Una nueva técnica engaña al cerebro enviándole señales de saciedad
Un revolucionario dispositivo similar a un marcapasos detecta cualquier alimento que el paciente ingiere y envía impulsos eléctricos al cerebro «informando» de la sensación de saciedad mediante la neuroestimulación. Este sistema, llamado Abiliti, que se instala por vía laparoscópica y no altera la fisiología del estómago, es mucho más seguro que la técnica de la banda gástrica: no tiene tantas complicaciones en el posoperatorio y reduce la morbilidad y el número de reintervenciones en un par de años. No exige tampoco el seguimiento de dietas complejas y facilita la reeducación del paciente en relación a los hábitos alimentarios. Además, desde un ordenador, el médico puede controlar por Wi-Fi todos los datos acumulados en el dispositivo.
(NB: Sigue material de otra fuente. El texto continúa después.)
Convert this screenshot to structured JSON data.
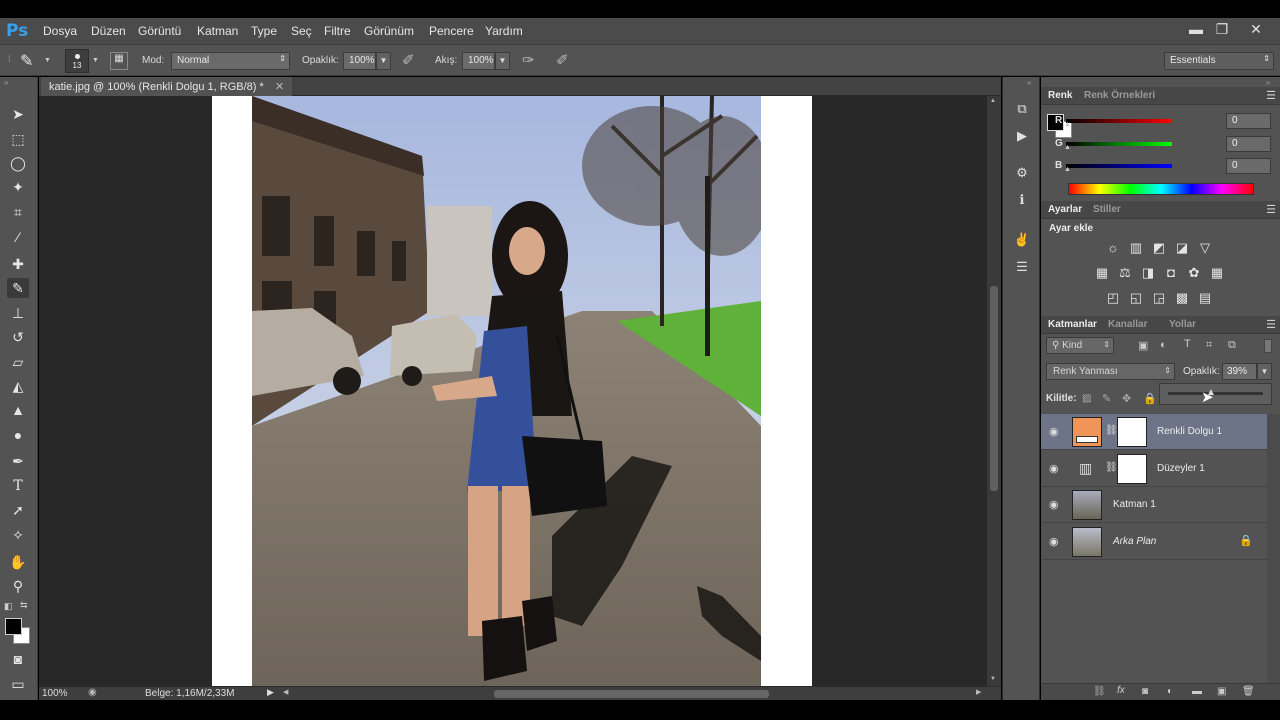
{
  "app": {
    "logo": "Ps"
  },
  "menu": [
    "Dosya",
    "Düzen",
    "Görüntü",
    "Katman",
    "Type",
    "Seç",
    "Filtre",
    "Görünüm",
    "Pencere",
    "Yardım"
  ],
  "window_controls": {
    "minimize": "▬",
    "restore": "❐",
    "close": "✕"
  },
  "options": {
    "brush_size": "13",
    "mode_label": "Mod:",
    "mode_value": "Normal",
    "opacity_label": "Opaklık:",
    "opacity_value": "100%",
    "flow_label": "Akış:",
    "flow_value": "100%",
    "workspace": "Essentials"
  },
  "document": {
    "tab_title": "katie.jpg @ 100% (Renkli Dolgu 1, RGB/8) *",
    "zoom": "100%",
    "doc_info": "Belge: 1,16M/2,33M"
  },
  "color_panel": {
    "tabs": [
      "Renk",
      "Renk Örnekleri"
    ],
    "channels": [
      {
        "label": "R",
        "value": "0"
      },
      {
        "label": "G",
        "value": "0"
      },
      {
        "label": "B",
        "value": "0"
      }
    ]
  },
  "adjustments_panel": {
    "tabs": [
      "Ayarlar",
      "Stiller"
    ],
    "heading": "Ayar ekle"
  },
  "layers_panel": {
    "tabs": [
      "Katmanlar",
      "Kanallar",
      "Yollar"
    ],
    "filter_kind": "Kind",
    "blend_mode": "Renk Yanması",
    "opacity_label": "Opaklık:",
    "opacity_value": "39%",
    "lock_label": "Kilitle:",
    "layers": [
      {
        "name": "Renkli Dolgu 1",
        "selected": true
      },
      {
        "name": "Düzeyler 1",
        "selected": false
      },
      {
        "name": "Katman 1",
        "selected": false
      },
      {
        "name": "Arka Plan",
        "selected": false,
        "locked": true
      }
    ]
  },
  "colors": {
    "fill_layer": "#f0955a",
    "selection": "#6d7487",
    "ps_blue": "#3a9ee8"
  },
  "icons": {
    "tools": [
      "move-icon",
      "marquee-icon",
      "lasso-icon",
      "quick-select-icon",
      "crop-icon",
      "eyedropper-icon",
      "healing-brush-icon",
      "brush-icon",
      "clone-stamp-icon",
      "history-brush-icon",
      "eraser-icon",
      "gradient-icon",
      "blur-icon",
      "dodge-icon",
      "pen-icon",
      "type-icon",
      "path-select-icon",
      "shape-icon",
      "hand-icon",
      "zoom-icon"
    ]
  }
}
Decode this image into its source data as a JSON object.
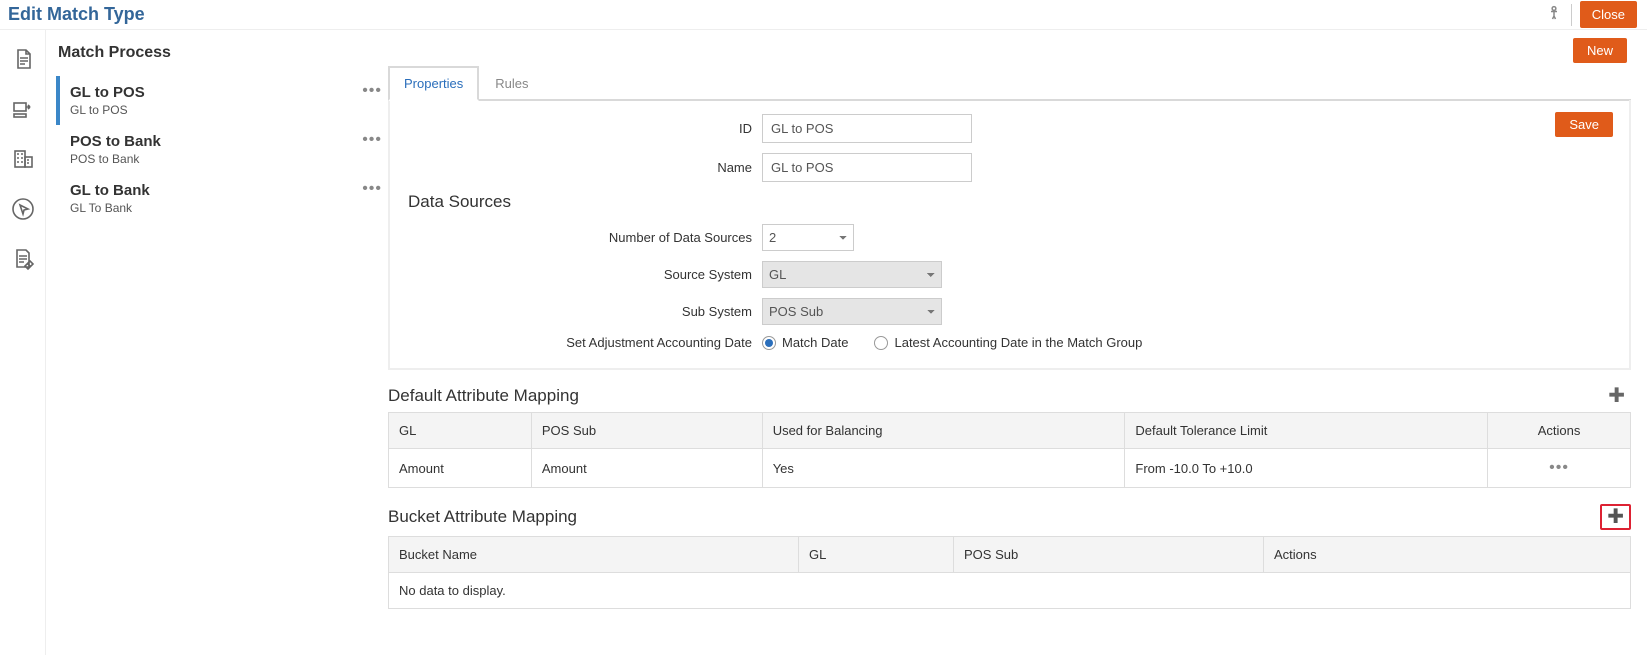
{
  "topbar": {
    "title": "Edit Match Type",
    "close_label": "Close"
  },
  "sidebar": {
    "title": "Match Process",
    "items": [
      {
        "title": "GL to POS",
        "sub": "GL to POS"
      },
      {
        "title": "POS to Bank",
        "sub": "POS to Bank"
      },
      {
        "title": "GL to Bank",
        "sub": "GL To Bank"
      }
    ]
  },
  "main": {
    "new_label": "New",
    "tabs": {
      "properties": "Properties",
      "rules": "Rules"
    },
    "save_label": "Save",
    "form": {
      "id_label": "ID",
      "id_value": "GL to POS",
      "name_label": "Name",
      "name_value": "GL to POS"
    },
    "data_sources": {
      "heading": "Data Sources",
      "count_label": "Number of Data Sources",
      "count_value": "2",
      "source_label": "Source System",
      "source_value": "GL",
      "sub_label": "Sub System",
      "sub_value": "POS Sub",
      "adj_label": "Set Adjustment Accounting Date",
      "adj_opt1": "Match Date",
      "adj_opt2": "Latest Accounting Date in the Match Group"
    },
    "default_mapping": {
      "title": "Default Attribute Mapping",
      "headers": {
        "c1": "GL",
        "c2": "POS Sub",
        "c3": "Used for Balancing",
        "c4": "Default Tolerance Limit",
        "c5": "Actions"
      },
      "row": {
        "c1": "Amount",
        "c2": "Amount",
        "c3": "Yes",
        "c4": "From -10.0 To +10.0"
      }
    },
    "bucket_mapping": {
      "title": "Bucket Attribute Mapping",
      "headers": {
        "c1": "Bucket Name",
        "c2": "GL",
        "c3": "POS Sub",
        "c4": "Actions"
      },
      "empty": "No data to display."
    }
  }
}
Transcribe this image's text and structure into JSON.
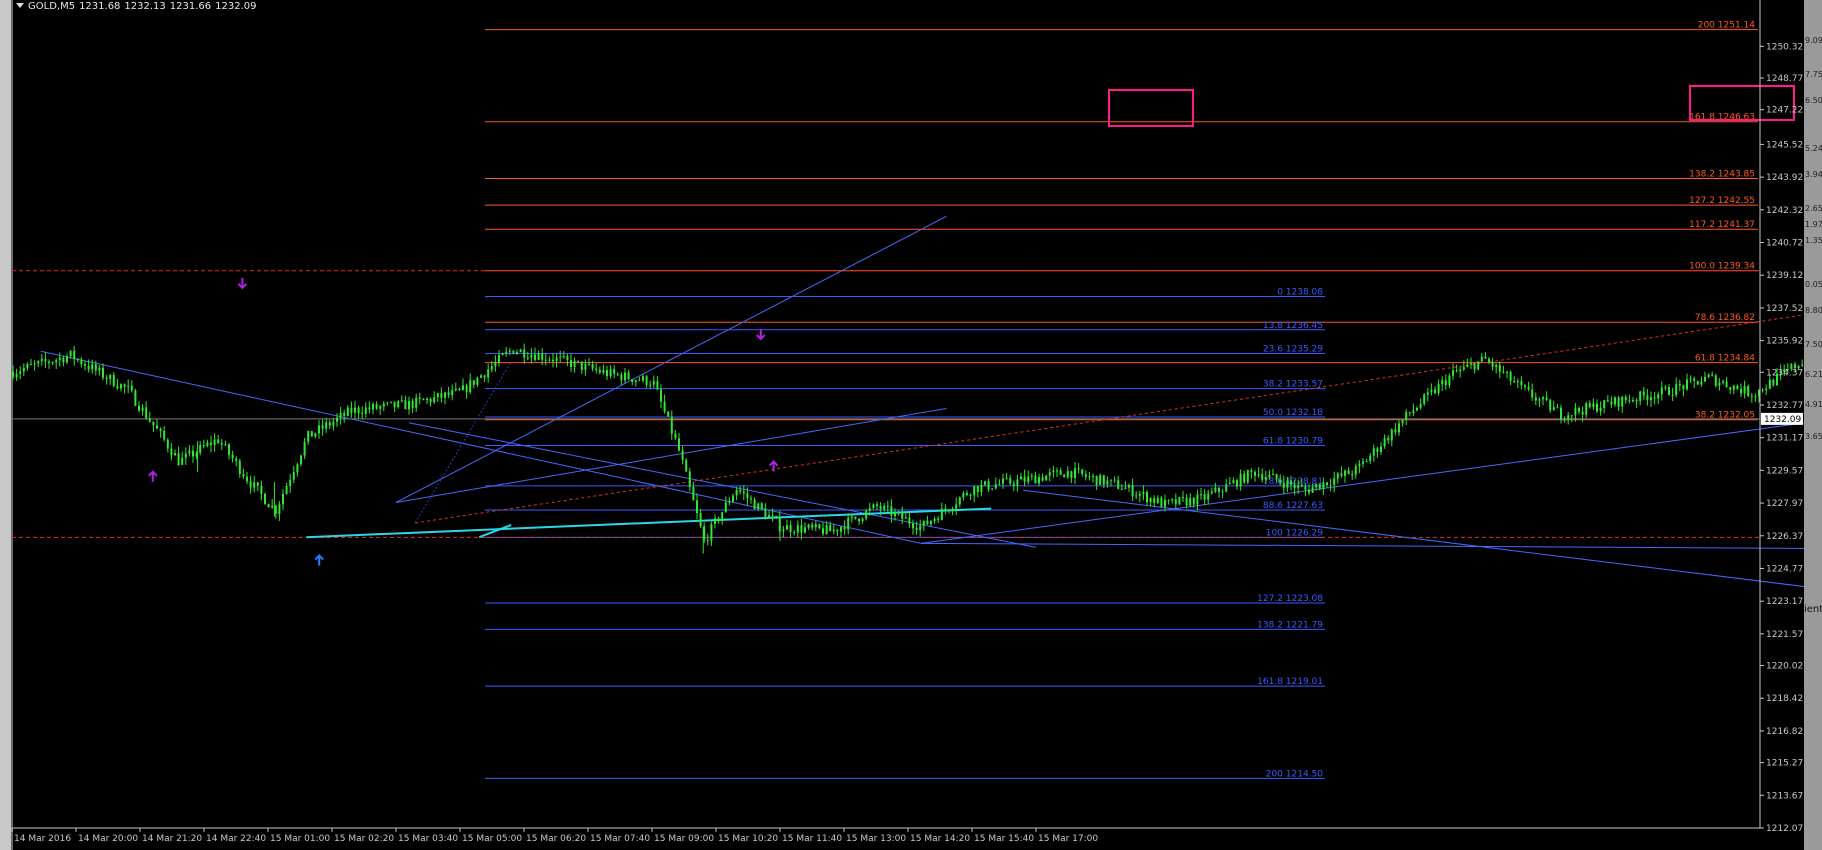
{
  "header": {
    "symbol": "GOLD,M5",
    "open": "1231.68",
    "high": "1232.13",
    "low": "1231.66",
    "close": "1232.09"
  },
  "colors": {
    "background": "#000000",
    "candle": "#2fe82f",
    "fib_red": "#ff5a1f",
    "fib_blue": "#3a5bff",
    "trend_blue": "#4868ff",
    "support_cyan": "#28d8e8",
    "dashed_red": "#e03020",
    "arrow_purple": "#b020e0",
    "arrow_blue": "#2080ff",
    "highlight_magenta": "#ff1a8c",
    "axis_text": "#c8c8c8"
  },
  "chart_data": {
    "type": "candlestick",
    "title": "GOLD,M5",
    "timeframe": "M5",
    "ylim": [
      1212.07,
      1252.0
    ],
    "price_ticks": [
      "1250.32",
      "1248.77",
      "1247.22",
      "1245.52",
      "1243.92",
      "1242.32",
      "1240.72",
      "1239.12",
      "1237.52",
      "1235.92",
      "1234.37",
      "1232.77",
      "1231.17",
      "1229.57",
      "1227.97",
      "1226.37",
      "1224.77",
      "1223.17",
      "1221.57",
      "1220.02",
      "1218.42",
      "1216.82",
      "1215.27",
      "1213.67",
      "1212.07"
    ],
    "time_ticks": [
      "14 Mar 2016",
      "14 Mar 20:00",
      "14 Mar 21:20",
      "14 Mar 22:40",
      "15 Mar 01:00",
      "15 Mar 02:20",
      "15 Mar 03:40",
      "15 Mar 05:00",
      "15 Mar 06:20",
      "15 Mar 07:40",
      "15 Mar 09:00",
      "15 Mar 10:20",
      "15 Mar 11:40",
      "15 Mar 13:00",
      "15 Mar 14:20",
      "15 Mar 15:40",
      "15 Mar 17:00"
    ],
    "current_price": "1232.09",
    "price_anchors": [
      [
        0,
        1234.4
      ],
      [
        0.9,
        1235.2
      ],
      [
        1.8,
        1233.5
      ],
      [
        2.6,
        1230.0
      ],
      [
        3.2,
        1231.1
      ],
      [
        3.7,
        1229.0
      ],
      [
        4.1,
        1227.6
      ],
      [
        4.6,
        1231.2
      ],
      [
        5.3,
        1232.5
      ],
      [
        6.2,
        1232.8
      ],
      [
        7.0,
        1233.4
      ],
      [
        7.8,
        1235.5
      ],
      [
        8.5,
        1235.0
      ],
      [
        9.3,
        1234.3
      ],
      [
        10.0,
        1233.9
      ],
      [
        10.4,
        1230.6
      ],
      [
        10.8,
        1226.1
      ],
      [
        11.3,
        1228.7
      ],
      [
        12.0,
        1226.8
      ],
      [
        12.8,
        1226.6
      ],
      [
        13.5,
        1227.8
      ],
      [
        14.2,
        1226.8
      ],
      [
        15.0,
        1228.7
      ],
      [
        15.8,
        1229.1
      ],
      [
        16.5,
        1229.5
      ],
      [
        17.3,
        1228.8
      ],
      [
        18.0,
        1227.9
      ],
      [
        18.6,
        1228.2
      ],
      [
        19.4,
        1229.5
      ],
      [
        20.2,
        1228.6
      ],
      [
        21.0,
        1229.6
      ],
      [
        21.8,
        1232.3
      ],
      [
        22.5,
        1234.3
      ],
      [
        23.0,
        1235.0
      ],
      [
        23.6,
        1233.5
      ],
      [
        24.2,
        1232.3
      ],
      [
        25.0,
        1232.9
      ],
      [
        25.8,
        1233.4
      ],
      [
        26.5,
        1234.1
      ],
      [
        27.2,
        1233.3
      ],
      [
        27.8,
        1234.6
      ],
      [
        28.4,
        1235.8
      ],
      [
        29.0,
        1233.8
      ],
      [
        29.6,
        1231.5
      ],
      [
        30.1,
        1230.8
      ],
      [
        30.7,
        1234.8
      ],
      [
        31.2,
        1237.6
      ],
      [
        31.8,
        1235.2
      ],
      [
        32.3,
        1233.6
      ],
      [
        32.9,
        1232.1
      ],
      [
        33.4,
        1230.3
      ],
      [
        34.0,
        1232.5
      ],
      [
        34.6,
        1231.1
      ],
      [
        35.3,
        1232.8
      ],
      [
        35.8,
        1231.7
      ],
      [
        36.3,
        1229.7
      ],
      [
        36.7,
        1228.8
      ],
      [
        37.0,
        1230.6
      ],
      [
        37.4,
        1232.2
      ]
    ],
    "fibonacci_red": [
      {
        "label": "200",
        "value": "1251.14"
      },
      {
        "label": "161.8",
        "value": "1246.63"
      },
      {
        "label": "138.2",
        "value": "1243.85"
      },
      {
        "label": "127.2",
        "value": "1242.55"
      },
      {
        "label": "117.2",
        "value": "1241.37"
      },
      {
        "label": "100.0",
        "value": "1239.34"
      },
      {
        "label": "78.6",
        "value": "1236.82"
      },
      {
        "label": "61.8",
        "value": "1234.84"
      },
      {
        "label": "38.2",
        "value": "1232.05"
      }
    ],
    "fibonacci_blue": [
      {
        "label": "0",
        "value": "1238.08"
      },
      {
        "label": "13.8",
        "value": "1236.45"
      },
      {
        "label": "23.6",
        "value": "1235.29"
      },
      {
        "label": "38.2",
        "value": "1233.57"
      },
      {
        "label": "50.0",
        "value": "1232.18"
      },
      {
        "label": "61.8",
        "value": "1230.79"
      },
      {
        "label": "78.6",
        "value": "1228.81"
      },
      {
        "label": "88.6",
        "value": "1227.63"
      },
      {
        "label": "100",
        "value": "1226.29"
      },
      {
        "label": "127.2",
        "value": "1223.08"
      },
      {
        "label": "138.2",
        "value": "1221.79"
      },
      {
        "label": "161.8",
        "value": "1219.01"
      },
      {
        "label": "200",
        "value": "1214.50"
      }
    ],
    "dashed_red_levels": [
      1239.34,
      1226.29
    ],
    "highlight_label": "161.8 1246.63",
    "right_edge_labels": [
      "9.09",
      "7.75",
      "6.50",
      "5.24",
      "3.94",
      "2.65",
      "1.97",
      "1.35",
      "0.05",
      "8.80",
      "7.50",
      "6.21",
      "4.91",
      "3.65"
    ],
    "right_edge_fragment": "ient"
  }
}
Recientemente, el doctor Manuel Mirás, jefe del servicio de cirugía digestiva de la clínica La Luz de Madrid, ha implantado por primera vez en España este dispositivo a 2 pacientes con obesidad mórbida. Estas personas esperan perder, como las previsiones indican, entre el 21 y el 35 por ciento del sobrepeso en un año. Silke, la primera paciente a la que se le aplicó la técnica en Alemania, perdió 36 kilos en los 10 meses siguientes a su operación. El dispositivo se instala mediante cirugía mínimamente invasiva en la pared exterior del estómago, a través de una cánula que alcanza el interior y que es capaz de detectar el momento en que el paciente ingiere alimento sólido o líquido. Entonces, el sistema se pone en funcionamiento y envía impulsos eléctricos de bajo nivel a la pared del estómago provocando su distensión y, en consecuencia, una sensación de saciedad antes de que este se llene. Pero aún hay más: el dispositivo es, a su vez, un espía que registra automáticamente en su memoria cuándo el paciente come, bebe o hace ejercicio. Vía Wi-Fi, el médico y el paciente pueden ver así los datos de consumo de alimentos y ejercicio, lo que les permite desarrollar estrategias eficaces para optimizar la pérdida de peso. El médico puede también calibrar de esta forma la intensidad de la neuroestimulación del estómago, ajustándola a la evolución del paciente, sin necesidad de una nueva intervención quirúrgica.
 
Según las investigaciones en Alemania e Inglaterra -los otros países que, con España, implantan esta nueva técnica en Europa-, este apoyo externo aumenta la eficacia del programa de adelgazamiento, ya que el contacto con una valiosa red social de apoyo estimula aún más a los pacientes. «Es una clara alternativa a la banda gástrica, la técnica de cirugía bariátrica más utilizada -explica el doctor Manuel Mirás-. Y es que es menos agresiva, no altera la fisiología del estómago -como sucede con la banda ajustable y el bypass gástrico- y se puede realizar en régimen ambulatorio. Además, presenta menos complicaciones posquirúrgicas. Es de esperar que con el tiempo este sistema pueda sustituir a la banda gástrica».